Personal information
- Nationality: British (Jersey)
- Born: 12 July 1991 (age 35) Jersey

Sport
- Sport: Lawn bowls
- Club: Sun BC

Medal record
Representing Jersey
Atlantic Bowls Championships
| Bronze medal – third place | 2011 Paphos | singles |
| Bronze medal – third place | 2011 Paphos | pairs |
| Silver medal – second place | 2019 Cardiff | fours |
British Isles Championships
| Gold medal – first place | 2016 | fours |
| Gold medal – first place | 2019 | pairs |
| Gold medal – first place | 2023 | pairs |

= Malcolm De Sousa =

Jersey bowls player (born 1991)

Malcolm De Sousa (born 12 July 1991) is an international bowls player from Jersey.

==Bowls career==
De Sousa represented Jersey at the 2010 Commonwealth Games, the 2014 Commonwealth Games and the 2018 Commonwealth Games

In 2011 he won singles and pairs bronze medals at the Atlantic Bowls Championships and in 2019 he won the fours silver medal at the Atlantic Bowls Championships.

De Sousa has won two British titles, winning the fours in 2016 and pairs in 2019 at the British Isles Bowls Championships. In 2020 he was selected for the 2020 World Outdoor Bowls Championship in Australia.
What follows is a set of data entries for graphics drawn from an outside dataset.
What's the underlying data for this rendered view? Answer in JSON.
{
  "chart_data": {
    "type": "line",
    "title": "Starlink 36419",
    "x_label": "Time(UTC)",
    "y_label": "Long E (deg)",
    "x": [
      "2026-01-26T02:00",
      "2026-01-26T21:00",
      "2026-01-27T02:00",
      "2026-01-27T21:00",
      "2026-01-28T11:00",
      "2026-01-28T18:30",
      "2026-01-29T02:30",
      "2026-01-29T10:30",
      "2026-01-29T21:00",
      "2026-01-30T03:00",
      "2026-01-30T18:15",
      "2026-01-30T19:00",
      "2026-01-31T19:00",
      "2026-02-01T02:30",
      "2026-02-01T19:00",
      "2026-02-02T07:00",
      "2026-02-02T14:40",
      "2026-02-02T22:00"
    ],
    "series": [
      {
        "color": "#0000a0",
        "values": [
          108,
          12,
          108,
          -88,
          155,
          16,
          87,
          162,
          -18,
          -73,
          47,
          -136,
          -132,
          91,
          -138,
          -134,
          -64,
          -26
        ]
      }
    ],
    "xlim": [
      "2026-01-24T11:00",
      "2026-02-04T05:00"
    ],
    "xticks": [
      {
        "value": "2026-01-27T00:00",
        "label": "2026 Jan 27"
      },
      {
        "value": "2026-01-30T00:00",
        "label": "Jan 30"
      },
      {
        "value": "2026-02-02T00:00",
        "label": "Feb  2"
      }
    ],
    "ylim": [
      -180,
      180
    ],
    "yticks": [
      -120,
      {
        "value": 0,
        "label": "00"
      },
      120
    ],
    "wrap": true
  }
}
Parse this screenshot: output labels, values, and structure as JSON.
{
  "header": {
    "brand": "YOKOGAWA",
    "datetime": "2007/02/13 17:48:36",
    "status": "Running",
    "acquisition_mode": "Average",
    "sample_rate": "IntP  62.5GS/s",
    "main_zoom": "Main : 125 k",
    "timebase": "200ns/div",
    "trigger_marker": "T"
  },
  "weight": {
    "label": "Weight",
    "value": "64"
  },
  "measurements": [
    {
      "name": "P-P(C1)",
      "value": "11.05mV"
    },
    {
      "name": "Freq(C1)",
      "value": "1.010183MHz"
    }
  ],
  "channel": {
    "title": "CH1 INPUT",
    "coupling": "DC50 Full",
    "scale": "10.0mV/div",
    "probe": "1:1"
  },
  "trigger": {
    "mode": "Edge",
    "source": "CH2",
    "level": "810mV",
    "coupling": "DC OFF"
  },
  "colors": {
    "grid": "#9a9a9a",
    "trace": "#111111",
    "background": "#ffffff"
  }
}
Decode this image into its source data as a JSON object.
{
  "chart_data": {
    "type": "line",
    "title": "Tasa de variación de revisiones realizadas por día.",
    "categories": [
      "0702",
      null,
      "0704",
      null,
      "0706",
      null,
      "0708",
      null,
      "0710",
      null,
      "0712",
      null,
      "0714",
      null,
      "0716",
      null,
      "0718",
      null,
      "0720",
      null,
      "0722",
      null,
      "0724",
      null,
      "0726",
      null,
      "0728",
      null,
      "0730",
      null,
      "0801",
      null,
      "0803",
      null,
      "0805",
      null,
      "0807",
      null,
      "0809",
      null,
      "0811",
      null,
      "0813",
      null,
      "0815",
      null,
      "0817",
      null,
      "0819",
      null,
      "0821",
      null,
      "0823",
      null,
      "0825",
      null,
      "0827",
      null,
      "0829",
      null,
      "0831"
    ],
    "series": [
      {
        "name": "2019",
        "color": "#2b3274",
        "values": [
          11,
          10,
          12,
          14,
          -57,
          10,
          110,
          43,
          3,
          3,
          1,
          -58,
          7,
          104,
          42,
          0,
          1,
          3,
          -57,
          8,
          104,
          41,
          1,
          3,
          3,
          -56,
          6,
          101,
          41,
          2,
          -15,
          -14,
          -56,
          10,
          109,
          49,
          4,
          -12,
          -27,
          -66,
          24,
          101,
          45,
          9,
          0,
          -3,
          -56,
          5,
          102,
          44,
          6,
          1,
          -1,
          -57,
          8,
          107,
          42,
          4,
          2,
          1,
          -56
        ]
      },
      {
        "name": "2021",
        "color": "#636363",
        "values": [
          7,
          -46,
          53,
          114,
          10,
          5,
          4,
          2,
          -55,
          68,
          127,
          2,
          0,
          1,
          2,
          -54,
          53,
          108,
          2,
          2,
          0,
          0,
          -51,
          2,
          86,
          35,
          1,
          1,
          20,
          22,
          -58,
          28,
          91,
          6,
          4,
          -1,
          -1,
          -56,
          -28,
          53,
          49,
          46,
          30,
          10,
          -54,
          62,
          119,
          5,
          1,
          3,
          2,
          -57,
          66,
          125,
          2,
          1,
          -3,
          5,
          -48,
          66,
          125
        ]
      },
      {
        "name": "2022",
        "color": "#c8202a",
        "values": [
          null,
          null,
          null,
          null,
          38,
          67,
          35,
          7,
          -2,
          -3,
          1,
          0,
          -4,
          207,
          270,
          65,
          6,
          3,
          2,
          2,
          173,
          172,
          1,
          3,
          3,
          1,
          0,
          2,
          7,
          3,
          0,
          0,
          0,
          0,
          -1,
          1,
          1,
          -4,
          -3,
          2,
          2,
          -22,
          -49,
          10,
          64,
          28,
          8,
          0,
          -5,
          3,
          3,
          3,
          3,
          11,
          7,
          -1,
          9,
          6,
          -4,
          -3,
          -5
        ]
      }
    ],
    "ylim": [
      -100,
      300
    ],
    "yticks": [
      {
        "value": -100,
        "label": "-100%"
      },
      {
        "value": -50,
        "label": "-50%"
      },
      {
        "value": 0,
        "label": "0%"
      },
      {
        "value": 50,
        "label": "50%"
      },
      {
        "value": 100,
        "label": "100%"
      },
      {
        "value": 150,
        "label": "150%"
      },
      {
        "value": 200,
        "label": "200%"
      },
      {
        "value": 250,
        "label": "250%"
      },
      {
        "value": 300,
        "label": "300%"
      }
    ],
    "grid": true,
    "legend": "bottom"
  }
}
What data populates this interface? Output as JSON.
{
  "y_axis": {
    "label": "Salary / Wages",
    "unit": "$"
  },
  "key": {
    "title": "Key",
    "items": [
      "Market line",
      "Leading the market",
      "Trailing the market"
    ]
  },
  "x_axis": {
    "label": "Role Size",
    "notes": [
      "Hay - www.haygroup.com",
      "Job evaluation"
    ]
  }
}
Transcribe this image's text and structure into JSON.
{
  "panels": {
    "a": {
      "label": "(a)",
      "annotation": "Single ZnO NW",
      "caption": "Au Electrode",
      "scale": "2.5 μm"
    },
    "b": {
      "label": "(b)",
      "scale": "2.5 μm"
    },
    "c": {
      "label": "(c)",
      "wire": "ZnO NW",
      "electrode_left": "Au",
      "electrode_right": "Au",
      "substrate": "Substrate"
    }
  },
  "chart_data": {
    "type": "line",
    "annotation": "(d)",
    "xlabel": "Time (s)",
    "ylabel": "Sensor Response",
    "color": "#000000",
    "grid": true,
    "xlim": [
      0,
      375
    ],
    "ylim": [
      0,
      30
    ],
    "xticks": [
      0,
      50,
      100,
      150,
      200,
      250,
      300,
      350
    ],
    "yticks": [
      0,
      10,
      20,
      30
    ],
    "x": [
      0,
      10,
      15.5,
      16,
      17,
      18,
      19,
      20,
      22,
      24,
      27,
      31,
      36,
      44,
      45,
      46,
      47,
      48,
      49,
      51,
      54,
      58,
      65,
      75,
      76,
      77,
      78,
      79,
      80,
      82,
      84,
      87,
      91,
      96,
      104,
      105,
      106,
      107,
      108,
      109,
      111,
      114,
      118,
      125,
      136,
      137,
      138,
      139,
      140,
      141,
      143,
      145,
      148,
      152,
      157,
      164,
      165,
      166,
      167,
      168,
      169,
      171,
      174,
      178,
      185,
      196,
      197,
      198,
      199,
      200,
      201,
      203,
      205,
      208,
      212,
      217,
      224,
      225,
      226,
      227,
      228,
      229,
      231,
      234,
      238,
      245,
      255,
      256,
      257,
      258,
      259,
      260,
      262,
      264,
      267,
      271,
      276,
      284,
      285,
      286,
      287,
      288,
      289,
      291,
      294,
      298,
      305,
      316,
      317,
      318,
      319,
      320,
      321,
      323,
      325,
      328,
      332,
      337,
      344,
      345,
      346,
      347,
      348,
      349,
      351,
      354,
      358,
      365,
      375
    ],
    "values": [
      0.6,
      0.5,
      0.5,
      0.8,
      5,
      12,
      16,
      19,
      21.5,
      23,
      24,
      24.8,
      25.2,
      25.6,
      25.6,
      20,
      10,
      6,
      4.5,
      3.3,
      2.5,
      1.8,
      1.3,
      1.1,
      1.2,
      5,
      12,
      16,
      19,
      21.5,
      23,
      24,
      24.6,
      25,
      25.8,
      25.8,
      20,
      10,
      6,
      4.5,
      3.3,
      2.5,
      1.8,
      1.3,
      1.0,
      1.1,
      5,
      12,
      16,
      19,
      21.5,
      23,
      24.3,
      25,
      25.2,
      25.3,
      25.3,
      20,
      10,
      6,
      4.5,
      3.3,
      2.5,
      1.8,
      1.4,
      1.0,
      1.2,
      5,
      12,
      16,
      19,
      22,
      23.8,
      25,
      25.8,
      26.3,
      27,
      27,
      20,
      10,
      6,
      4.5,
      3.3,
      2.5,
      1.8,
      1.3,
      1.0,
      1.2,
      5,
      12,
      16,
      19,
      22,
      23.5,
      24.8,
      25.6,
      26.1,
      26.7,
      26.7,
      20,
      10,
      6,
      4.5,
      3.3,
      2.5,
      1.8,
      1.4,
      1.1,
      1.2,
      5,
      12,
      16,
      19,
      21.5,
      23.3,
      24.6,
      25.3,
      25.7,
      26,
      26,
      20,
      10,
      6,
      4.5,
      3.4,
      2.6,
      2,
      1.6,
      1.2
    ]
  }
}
In October 2021, De Sousa was selected to represent Jersey in the 2022 Commonwealth Games being held in Birmingham. He duly competed in the men's triples and the men's fours at the 2022 Commonwealth Games.

In 2023, he won the pairs title for the second time, with Ross Davis at the British Isles Bowls Championships, held in Ayr. Later in 2023, he was selected as part of the team to represent Jersey at the 2023 World Outdoor Bowls Championship. He participated in the men's singles and the men's pairs events.

Having been selected for his fifth Commonwealth Games, De Sousa was Jersey's flagbearer at the opening ceremony of the 2026 edition in Glasgow, Scotland.